Home > Article > Backend Development > Discuss the matching of PHP ereg() function and regular expression_PHP Tutorial
Discuss the matching of PHP ereg() function and regular expression_PHP Tutorial
- WBOYOriginal
- 2016-07-15 13:30:52913browse
However, eregi() is a case-ignoring version of the PHP ereg() function. Both have similar functions to preg_match, but the function returns a Boolean value indicating whether the match was successful or not. It should be noted that the first parameter of the POSIX extension library function accepts a regular expression string, that is, no delimiter is required.

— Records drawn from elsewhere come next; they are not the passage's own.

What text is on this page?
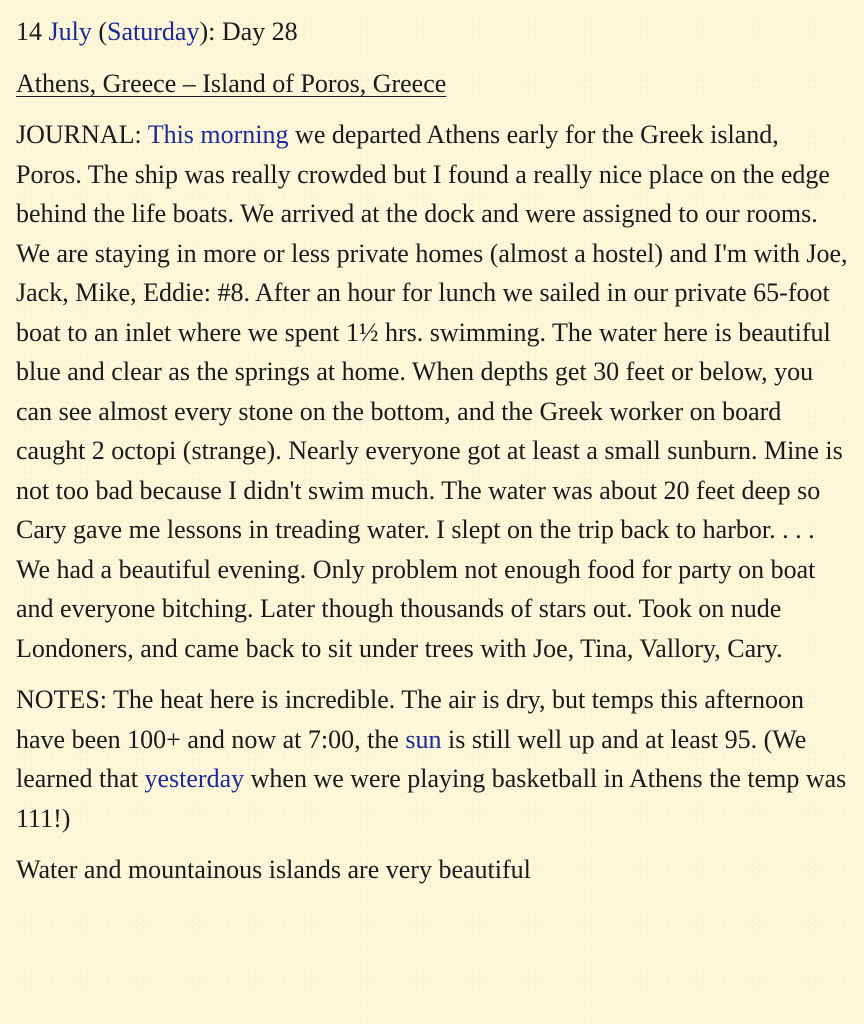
14 July (Saturday): Day 28

Athens, Greece – Island of Poros, Greece

JOURNAL: This morning we departed Athens early for the Greek island, Poros. The ship was really crowded but I found a really nice place on the edge behind the life boats. We arrived at the dock and were assigned to our rooms. We are staying in more or less private homes (almost a hostel) and I'm with Joe, Jack, Mike, Eddie: #8. After an hour for lunch we sailed in our private 65-foot boat to an inlet where we spent 1½ hrs. swimming. The water here is beautiful blue and clear as the springs at home. When depths get 30 feet or below, you can see almost every stone on the bottom, and the Greek worker on board caught 2 octopi (strange). Nearly everyone got at least a small sunburn. Mine is not too bad because I didn't swim much. The water was about 20 feet deep so Cary gave me lessons in treading water. I slept on the trip back to harbor. . . . We had a beautiful evening. Only problem not enough food for party on boat and everyone bitching. Later though thousands of stars out. Took on nude Londoners, and came back to sit under trees with Joe, Tina, Vallory, Cary.

NOTES: The heat here is incredible. The air is dry, but temps this afternoon have been 100+ and now at 7:00, the sun is still well up and at least 95. (We learned that yesterday when we were playing basketball in Athens the temp was 111!)

Water and mountainous islands are very beautiful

For example, Listing 6.2 is a method for checking the security of file names.
Code 6.2 Security check of file name
<ol class="dp-xml"><li class="alt"><span><span class="tag"><</span><span> ?php </span></span></li><li><span>$</span><span class="attribute">username</span><span> = $_SERVER['REMOTE_USER']; </span></li><li class="alt"><span>$</span><span class="attribute">filename</span><span> = $_GET['file']; </span></li><li><span>//对文件名进行过滤,以保证系统安全 </span></li><li class="alt"><span>if (!ereg('^[^./][^/]*$', $userfile)) </span></li><li><span>{ </span></li><li class="alt"><span>die('这不是一个非法的文件名!'); </span></li><li><span>} </span></li><li class="alt"><span>//对用户名进行过滤 </span></li><li><span>if (!ereg('^[^./][^/]*$', $username)) </span></li><li class="alt"><span>{ </span></li><li><span>die('这不是一个无效的用户名'); </span></li><li class="alt"><span>} </span></li><li><span>//通过安全过滤,拼合文件路径 </span></li><li class="alt"><span>$</span><span class="attribute">thefile</span><span> = </span><span class="attribute-value">"/home/$username/$filename"</span><span>; </span></li><li><span class="tag">?></span><span> </span></span></li></ol>
Normally, using the Perl-compatible regular expression matching function perg_match() will be better than using PHP The ereg() function or eregi() is faster. If you just want to find whether a string contains a certain substring, it is recommended to use the strstr() or strpos() function.